Tuesday, January 15, 2019

The 9th Australian Division move to Egypt in late June 1942

The 26th Brigade had left for Egypt on 26 June 1942. They traveled in vehicles, going by way of "Homs, Baalbek, Rayak, Tiberias, Tulkarm, Gaza, across teh Sinai Desert to the Canal and Cairo". The initial orders had been that the 9th Australian Division would defend Cairo, but the orders were changed. The division-level units, such as the headquarters, followed the "coast road" and went across the "Sinai Desert". They arrived at "Amiriya at about the same time as the 26th Brigade". The 24th Brigade left a day later and traveled to Tiberias. A road party continued to follow the way that the 26th Brigade had taken, but most were sent to Haifa where they traveled Alexandria by train. They arrived on 1 July in the afternoon.

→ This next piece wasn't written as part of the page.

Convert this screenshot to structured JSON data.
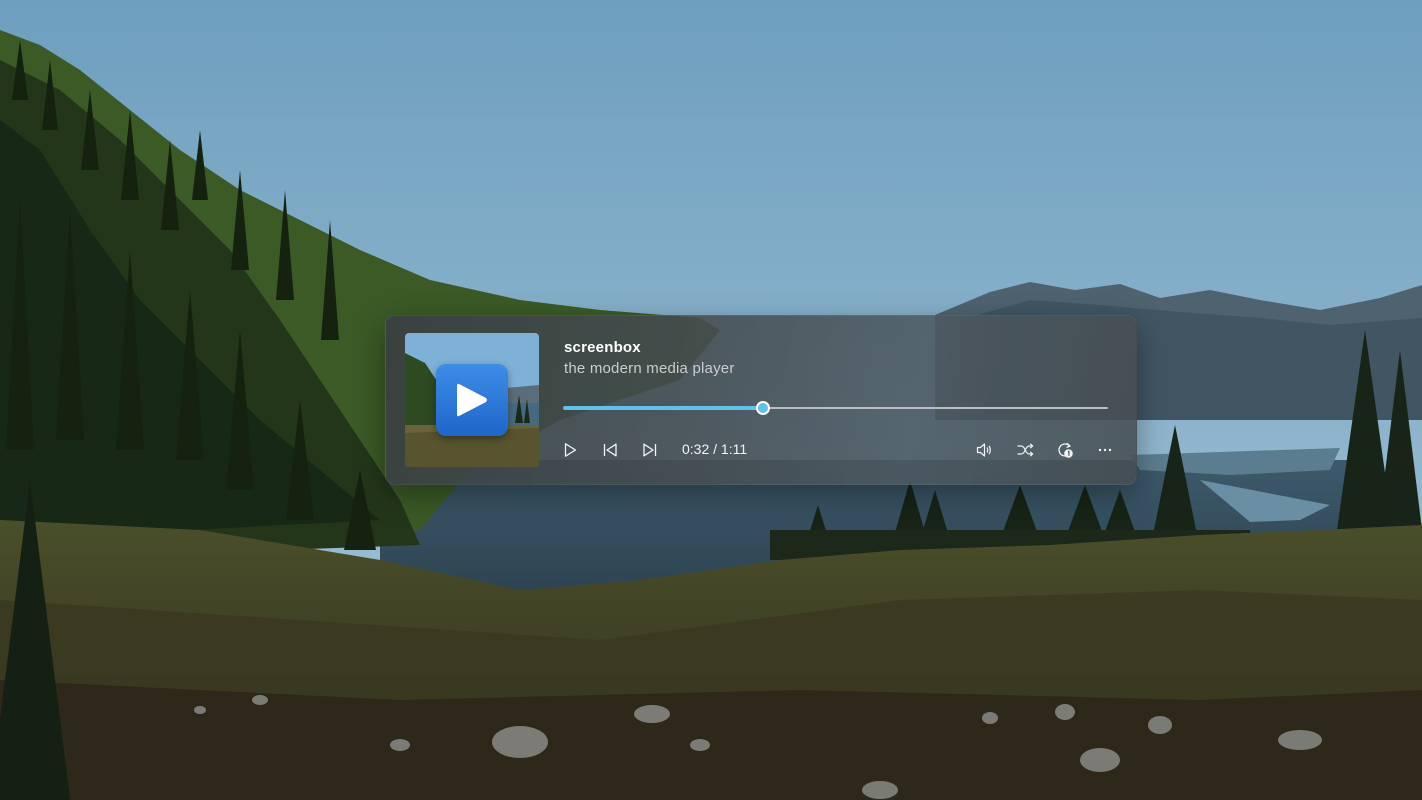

The 20th brigade had to wait until the 17th Indian Brigade arrived to relieve them. The 2/15th Battalion went to Tripoli where the battalion commander became the fortress commander. A change again late on 29 June ordered the 20th Brigade not to wait but to travel to Egypt, starting early on 30 June. The 9th Divisional Cavalry left Latakia on 30 June as well. They headed for Egypt.

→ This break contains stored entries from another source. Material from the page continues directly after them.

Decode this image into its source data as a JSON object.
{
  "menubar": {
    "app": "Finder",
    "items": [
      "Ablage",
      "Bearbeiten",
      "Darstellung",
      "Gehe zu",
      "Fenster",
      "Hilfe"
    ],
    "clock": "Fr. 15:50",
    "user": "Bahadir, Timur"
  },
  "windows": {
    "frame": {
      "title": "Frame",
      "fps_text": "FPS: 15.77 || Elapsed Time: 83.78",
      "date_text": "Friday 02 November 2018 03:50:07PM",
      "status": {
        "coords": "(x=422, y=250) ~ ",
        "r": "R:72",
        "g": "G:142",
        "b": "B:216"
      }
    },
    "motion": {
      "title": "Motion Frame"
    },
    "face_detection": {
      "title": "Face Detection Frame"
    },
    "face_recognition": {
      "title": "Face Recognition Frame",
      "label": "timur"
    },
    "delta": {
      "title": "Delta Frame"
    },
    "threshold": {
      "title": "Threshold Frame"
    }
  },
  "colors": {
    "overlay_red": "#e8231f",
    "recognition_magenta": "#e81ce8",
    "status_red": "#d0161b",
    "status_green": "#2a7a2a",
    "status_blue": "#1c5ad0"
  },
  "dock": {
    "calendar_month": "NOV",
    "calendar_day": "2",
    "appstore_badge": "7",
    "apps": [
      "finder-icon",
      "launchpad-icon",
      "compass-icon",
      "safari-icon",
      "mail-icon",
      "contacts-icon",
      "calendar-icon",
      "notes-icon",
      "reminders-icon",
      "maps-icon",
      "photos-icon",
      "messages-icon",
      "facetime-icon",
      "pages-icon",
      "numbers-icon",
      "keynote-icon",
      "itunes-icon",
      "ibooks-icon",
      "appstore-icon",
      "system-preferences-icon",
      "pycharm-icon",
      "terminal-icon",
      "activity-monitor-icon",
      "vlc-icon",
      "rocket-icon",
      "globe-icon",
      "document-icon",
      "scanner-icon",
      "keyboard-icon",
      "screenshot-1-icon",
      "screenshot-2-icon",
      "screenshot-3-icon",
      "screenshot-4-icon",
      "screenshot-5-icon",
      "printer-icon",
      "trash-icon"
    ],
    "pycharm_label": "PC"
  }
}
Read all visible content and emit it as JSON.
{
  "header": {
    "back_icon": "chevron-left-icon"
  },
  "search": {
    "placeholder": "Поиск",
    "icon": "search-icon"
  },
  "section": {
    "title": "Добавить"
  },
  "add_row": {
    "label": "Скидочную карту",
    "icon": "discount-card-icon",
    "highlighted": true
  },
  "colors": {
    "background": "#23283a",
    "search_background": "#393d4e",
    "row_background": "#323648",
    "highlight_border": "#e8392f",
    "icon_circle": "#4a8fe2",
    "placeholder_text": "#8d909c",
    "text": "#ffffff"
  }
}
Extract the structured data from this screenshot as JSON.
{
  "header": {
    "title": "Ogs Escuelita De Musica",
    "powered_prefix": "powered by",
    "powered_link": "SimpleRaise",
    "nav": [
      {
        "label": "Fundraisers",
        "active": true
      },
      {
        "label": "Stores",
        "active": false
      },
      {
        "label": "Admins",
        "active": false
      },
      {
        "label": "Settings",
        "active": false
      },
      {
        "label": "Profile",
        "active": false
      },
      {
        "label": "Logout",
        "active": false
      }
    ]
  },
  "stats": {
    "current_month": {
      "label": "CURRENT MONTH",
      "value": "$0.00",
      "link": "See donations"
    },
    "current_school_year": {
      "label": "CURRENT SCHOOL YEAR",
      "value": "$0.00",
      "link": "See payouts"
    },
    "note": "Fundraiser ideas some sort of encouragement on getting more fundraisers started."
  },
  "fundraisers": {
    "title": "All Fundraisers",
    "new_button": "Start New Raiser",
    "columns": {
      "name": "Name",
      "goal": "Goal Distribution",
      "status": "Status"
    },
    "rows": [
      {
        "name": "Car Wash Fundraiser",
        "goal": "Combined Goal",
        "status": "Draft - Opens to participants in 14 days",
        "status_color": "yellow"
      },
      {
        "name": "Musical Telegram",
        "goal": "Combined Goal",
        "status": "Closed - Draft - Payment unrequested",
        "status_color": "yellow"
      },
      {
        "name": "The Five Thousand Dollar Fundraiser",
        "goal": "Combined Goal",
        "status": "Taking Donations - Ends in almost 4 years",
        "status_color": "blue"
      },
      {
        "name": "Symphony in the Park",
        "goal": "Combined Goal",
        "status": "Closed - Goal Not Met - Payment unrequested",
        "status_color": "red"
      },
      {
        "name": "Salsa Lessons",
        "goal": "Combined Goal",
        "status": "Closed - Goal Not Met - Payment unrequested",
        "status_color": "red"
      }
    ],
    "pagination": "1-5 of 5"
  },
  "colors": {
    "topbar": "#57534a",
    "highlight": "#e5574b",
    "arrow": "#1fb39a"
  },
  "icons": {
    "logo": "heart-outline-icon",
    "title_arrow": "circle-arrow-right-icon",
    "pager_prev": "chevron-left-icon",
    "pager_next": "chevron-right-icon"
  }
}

The Australians were glad to leave Syria where they had been the garrison. 9th Army and "British line-of-communications organizations" had organized the move out of Syria.
At El Alamein on 30 June 1942, the enemy was pushing against the position. This was the last defended position "west of the Nile Delta". There was a thirty mile gap between teh sea and teh Qattara Depression. The work at El Alamein had started as long ago as before the Crusader battle. Positions were dug, mines were laid as was barbed wire. While the men worked, the remnants of the 8th Army drove past them in retreat.
At El Alamein were defended locations. In the parlance of the time, they were called "boxes", as they were designed for "all-around" defense. The best box surrounded the train station and then south, containing the road and across some desert land. This is based on the account in Vol.III of the Australian Official History.